Wireless woes

For a long time, one thing that has always solicited gasps from my technological friends is that I run my home wifi connection without any encryption or MAC blocking. It is free for anyone within range to use without my permission and, in most instances, I won’t even be aware it’s happened.

I do this for a number of reasons, partially because I believe in openess and community, but mostly because its something that I would like to see become a common thing. If I’m away from home then typically my net addiction will kick in and I’ll want to check email / blogs.
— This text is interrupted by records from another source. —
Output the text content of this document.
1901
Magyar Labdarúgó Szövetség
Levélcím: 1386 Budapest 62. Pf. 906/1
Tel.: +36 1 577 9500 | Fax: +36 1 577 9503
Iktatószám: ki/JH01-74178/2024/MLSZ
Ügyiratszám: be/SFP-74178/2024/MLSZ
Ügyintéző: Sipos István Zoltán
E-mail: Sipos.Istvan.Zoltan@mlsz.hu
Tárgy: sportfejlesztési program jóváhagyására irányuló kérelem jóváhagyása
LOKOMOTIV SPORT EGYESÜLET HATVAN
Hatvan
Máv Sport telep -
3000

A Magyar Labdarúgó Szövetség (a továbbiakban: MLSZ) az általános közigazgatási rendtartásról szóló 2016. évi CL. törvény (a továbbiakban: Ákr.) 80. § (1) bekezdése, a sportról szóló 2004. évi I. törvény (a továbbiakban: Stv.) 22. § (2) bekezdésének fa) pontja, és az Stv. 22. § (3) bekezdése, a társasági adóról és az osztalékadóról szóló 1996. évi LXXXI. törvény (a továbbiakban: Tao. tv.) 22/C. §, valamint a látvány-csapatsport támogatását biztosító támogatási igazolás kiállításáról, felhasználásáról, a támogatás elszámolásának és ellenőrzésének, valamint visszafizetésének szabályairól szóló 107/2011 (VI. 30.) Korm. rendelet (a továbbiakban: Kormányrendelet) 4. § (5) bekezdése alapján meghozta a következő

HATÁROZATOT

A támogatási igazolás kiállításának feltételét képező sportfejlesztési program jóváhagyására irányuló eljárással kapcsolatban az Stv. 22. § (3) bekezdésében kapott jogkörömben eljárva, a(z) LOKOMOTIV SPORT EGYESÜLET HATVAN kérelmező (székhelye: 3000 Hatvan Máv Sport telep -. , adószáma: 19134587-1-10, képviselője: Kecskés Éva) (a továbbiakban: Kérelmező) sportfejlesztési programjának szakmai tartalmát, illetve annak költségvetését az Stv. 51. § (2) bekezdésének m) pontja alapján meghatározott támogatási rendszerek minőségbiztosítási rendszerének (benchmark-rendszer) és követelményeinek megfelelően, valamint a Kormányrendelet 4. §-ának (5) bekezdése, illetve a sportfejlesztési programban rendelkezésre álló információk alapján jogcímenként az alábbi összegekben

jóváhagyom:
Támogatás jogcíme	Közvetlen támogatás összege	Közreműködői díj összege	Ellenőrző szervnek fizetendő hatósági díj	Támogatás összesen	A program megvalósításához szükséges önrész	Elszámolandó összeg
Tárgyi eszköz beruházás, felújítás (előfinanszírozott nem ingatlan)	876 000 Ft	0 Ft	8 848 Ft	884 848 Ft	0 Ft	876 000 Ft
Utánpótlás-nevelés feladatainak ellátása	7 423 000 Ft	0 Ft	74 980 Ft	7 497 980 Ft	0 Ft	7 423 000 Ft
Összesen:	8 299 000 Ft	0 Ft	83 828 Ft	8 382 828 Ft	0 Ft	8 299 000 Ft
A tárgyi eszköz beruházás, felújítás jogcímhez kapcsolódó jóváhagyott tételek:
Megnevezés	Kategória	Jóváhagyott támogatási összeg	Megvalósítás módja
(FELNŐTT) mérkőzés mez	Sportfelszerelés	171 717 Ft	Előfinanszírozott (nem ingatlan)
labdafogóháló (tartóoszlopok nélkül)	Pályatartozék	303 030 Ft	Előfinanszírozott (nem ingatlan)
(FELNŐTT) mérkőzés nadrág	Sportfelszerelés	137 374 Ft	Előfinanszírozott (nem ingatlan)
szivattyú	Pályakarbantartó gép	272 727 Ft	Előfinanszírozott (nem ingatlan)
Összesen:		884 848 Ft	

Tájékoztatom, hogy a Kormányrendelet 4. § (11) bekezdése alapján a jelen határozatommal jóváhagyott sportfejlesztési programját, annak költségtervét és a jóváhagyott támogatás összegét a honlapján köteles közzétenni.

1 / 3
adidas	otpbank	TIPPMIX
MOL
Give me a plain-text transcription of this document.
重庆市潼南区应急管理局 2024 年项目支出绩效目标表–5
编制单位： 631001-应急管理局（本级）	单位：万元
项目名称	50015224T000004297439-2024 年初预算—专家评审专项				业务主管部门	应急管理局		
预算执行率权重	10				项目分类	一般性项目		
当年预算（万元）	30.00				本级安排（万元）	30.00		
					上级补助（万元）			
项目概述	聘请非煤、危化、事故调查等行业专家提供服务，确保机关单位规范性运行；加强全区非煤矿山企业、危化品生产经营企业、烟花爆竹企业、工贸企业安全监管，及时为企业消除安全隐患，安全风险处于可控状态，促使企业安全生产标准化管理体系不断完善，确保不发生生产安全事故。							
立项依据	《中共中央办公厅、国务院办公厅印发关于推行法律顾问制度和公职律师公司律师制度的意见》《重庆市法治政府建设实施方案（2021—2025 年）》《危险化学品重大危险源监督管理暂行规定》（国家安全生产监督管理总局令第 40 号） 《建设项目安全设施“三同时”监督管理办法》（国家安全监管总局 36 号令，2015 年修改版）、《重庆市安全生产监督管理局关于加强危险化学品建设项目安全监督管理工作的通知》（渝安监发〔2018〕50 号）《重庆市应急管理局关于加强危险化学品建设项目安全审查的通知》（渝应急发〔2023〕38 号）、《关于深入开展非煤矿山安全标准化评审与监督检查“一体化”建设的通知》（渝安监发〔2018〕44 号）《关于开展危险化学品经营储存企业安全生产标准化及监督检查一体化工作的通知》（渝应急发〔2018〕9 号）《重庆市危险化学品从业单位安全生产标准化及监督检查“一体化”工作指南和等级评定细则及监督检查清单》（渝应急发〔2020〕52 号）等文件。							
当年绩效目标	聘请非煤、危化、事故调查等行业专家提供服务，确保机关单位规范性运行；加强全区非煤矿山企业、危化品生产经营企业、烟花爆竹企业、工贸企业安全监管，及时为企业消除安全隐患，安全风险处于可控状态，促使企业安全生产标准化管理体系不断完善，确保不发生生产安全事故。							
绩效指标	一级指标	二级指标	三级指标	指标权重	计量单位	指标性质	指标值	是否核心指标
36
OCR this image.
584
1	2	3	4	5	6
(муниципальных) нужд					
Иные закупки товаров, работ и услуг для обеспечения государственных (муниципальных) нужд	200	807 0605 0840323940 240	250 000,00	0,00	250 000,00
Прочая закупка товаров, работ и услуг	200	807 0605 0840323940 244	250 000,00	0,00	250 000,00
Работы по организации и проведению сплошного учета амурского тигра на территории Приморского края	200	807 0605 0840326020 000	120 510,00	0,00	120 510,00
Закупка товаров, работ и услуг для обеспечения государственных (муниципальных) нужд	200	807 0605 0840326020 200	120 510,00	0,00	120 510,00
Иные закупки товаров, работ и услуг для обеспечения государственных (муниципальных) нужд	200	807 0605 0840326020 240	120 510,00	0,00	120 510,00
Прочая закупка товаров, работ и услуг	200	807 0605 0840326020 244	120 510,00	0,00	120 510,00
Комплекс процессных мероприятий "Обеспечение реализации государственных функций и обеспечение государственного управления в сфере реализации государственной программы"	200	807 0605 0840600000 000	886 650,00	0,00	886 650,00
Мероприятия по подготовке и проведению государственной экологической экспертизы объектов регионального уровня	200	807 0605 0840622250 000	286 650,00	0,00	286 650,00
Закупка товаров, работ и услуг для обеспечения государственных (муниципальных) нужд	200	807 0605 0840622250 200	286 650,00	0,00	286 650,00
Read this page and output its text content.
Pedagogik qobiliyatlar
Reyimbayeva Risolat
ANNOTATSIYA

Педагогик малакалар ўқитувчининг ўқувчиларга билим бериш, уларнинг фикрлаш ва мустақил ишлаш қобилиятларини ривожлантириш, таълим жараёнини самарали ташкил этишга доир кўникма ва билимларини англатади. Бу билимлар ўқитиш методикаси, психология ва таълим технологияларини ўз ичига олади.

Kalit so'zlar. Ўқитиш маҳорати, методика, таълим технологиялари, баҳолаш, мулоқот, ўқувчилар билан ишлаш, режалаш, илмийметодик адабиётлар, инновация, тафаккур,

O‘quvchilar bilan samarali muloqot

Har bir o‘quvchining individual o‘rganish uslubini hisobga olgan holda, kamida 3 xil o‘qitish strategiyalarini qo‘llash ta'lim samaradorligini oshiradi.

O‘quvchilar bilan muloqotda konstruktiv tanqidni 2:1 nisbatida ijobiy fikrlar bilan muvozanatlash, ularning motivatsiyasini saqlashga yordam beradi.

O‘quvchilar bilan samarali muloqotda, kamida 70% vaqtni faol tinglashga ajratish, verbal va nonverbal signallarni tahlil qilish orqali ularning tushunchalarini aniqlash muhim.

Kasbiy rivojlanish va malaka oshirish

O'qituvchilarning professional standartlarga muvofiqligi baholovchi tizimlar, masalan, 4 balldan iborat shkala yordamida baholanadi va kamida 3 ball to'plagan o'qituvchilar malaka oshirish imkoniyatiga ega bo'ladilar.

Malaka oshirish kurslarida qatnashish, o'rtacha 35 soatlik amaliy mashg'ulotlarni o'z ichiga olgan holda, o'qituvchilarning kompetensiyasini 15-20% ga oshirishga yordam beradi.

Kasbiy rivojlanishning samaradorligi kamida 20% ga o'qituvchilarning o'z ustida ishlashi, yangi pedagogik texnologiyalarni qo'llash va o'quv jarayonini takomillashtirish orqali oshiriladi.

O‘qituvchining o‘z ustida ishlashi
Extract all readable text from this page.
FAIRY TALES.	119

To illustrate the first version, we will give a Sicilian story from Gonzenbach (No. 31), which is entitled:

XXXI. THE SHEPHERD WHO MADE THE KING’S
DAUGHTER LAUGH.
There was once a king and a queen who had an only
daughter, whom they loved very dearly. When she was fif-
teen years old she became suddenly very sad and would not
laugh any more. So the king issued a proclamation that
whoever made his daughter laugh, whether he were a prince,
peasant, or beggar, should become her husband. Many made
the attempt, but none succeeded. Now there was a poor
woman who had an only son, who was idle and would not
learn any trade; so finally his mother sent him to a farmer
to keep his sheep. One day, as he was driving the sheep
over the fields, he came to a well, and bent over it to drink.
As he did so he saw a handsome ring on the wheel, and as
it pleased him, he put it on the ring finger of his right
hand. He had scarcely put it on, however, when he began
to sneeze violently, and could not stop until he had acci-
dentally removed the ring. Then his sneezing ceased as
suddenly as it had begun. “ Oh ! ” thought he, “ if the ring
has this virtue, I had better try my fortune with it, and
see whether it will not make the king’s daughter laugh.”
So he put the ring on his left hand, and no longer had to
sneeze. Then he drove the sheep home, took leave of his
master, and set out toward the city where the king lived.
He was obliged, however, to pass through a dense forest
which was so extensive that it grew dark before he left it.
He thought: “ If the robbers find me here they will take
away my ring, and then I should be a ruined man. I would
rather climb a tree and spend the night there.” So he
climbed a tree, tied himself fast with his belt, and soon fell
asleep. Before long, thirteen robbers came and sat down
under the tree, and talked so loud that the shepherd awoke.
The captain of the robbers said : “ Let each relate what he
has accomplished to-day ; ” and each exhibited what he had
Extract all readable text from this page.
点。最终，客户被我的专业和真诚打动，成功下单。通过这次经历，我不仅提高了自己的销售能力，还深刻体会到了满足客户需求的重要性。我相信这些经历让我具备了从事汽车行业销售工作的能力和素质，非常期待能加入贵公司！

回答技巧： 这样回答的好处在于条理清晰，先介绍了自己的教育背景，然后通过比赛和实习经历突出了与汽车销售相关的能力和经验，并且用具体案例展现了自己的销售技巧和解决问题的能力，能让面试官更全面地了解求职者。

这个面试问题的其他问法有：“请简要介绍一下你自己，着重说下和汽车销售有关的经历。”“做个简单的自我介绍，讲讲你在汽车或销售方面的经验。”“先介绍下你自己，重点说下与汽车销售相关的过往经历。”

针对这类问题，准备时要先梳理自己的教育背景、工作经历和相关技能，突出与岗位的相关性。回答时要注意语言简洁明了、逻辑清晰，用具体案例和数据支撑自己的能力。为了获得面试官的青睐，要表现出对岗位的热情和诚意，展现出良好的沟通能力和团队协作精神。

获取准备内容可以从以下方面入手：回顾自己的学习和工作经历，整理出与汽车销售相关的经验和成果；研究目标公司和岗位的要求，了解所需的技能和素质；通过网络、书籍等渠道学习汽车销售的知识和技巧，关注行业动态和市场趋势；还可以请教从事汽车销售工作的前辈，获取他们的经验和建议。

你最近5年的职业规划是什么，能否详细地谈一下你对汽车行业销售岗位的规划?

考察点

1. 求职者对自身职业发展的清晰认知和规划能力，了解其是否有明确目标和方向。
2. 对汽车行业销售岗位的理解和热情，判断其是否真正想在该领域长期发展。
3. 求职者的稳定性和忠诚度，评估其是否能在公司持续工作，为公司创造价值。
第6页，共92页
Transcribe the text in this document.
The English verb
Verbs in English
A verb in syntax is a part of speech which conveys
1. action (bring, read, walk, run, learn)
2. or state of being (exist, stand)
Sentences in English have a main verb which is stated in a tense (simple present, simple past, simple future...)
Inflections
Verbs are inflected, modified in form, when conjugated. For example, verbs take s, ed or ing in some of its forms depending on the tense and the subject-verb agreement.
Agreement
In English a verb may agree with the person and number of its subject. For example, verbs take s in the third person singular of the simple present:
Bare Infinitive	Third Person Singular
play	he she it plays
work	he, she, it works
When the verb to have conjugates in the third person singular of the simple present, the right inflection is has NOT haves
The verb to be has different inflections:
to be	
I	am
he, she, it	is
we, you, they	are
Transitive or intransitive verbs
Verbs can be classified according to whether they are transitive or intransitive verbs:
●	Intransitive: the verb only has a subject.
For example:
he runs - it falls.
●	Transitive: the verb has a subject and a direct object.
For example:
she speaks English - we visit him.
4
In all honesty, if there’s an open wifi nearby, chances are I’ll use it.

This morning I read an article in The Age (http://www.theage.com.au/news/security/wifi-wronguns-on-rise/2008/06/02/1212258735795.html) that had been syndicated from The Guardian in the UK. This dealt with the legalities of someone coming along and using an open wifi connection for nefarious purposes and there were a couple of things in it that got me a bit worked up. The main offending comment was from Susan Hall, a UK specialist in IT law:

“The prosecution needs only to prove the communication came from a particular system. Once this is achieved the onus is on the individual to prove his or her innocence.”

What I simply don’t understand is how this fits in any way with the trusty old ‘innocent until proven guilty’ ideal. Proving that data travelled through your router should definitely NOT mean that the onus now falls upon me to prove my innocence. That same data probably passed through 10+ different routers before reaching its destination, why is it my router that gets targeted and me that gets hauled along to court facing 10 years for child pornography? Its not even reasonable to argue that my router was the last in the chain as for all anyone knows, someone could’ve bridged my wifi through another device and shared to 10 people over a wired ethernet. This comes down to the fact that I am simply the ‘easiest’ person to point the finger at and 90% of people won’t understand the technical reasons why the logic is rubbish. Really the *only* thing that proves my guilt in a case like this is the data being stored on my systems, and even then it is questionable if I’m running my connection through some form of local caching proxy.
I don’t want to point fingers at authorities for why we are in this position as my emotions would become far too unrestrained (Words like laziness and ignorance might get used), but the fact remains that clearly we need to form of official legislation in this area. In my opinion (And this is a whole other rant), it should not be illegal to use an open wifi connection without permission, the onus should be on the owner to secure it if they do not want others to use it. Of course enacting any laws that ensure the innocence of the home user running open wifi is going to increase the workload on authorities when cases come up, so will no doubt be met with serious opposition from these corners. It is a worrying trend however when the focus of law making becomes making life easier for authorities rather than to protect innocent citizens.

So for now I will continue to run my open wifi. I will lament the utter lack of technological expertise within out legal system and simply hope that this changes sometime soon (Though I won’t hold my breath). I’d love to hear others thoughts on how this should be handled froma legal point of view if anyone wants to leave a comment.

2 thoughts on “Wireless woes”

  • I can see where your coming from and in an ideal world I’d agree. The biggest problem for me leaving my Wi-fi open is that I have a monthly traffic limit. If someone used the connection for downloading large files I’d soon be paying my ISP for extra capacity.

  • It seems the courts don’t seem to have a grasp of how TCP/IP works. They don’t grasp that it’s not really possible for someone to take responsibility for every bit of data that touches their network, because the system inherently operates on a basic level of trust.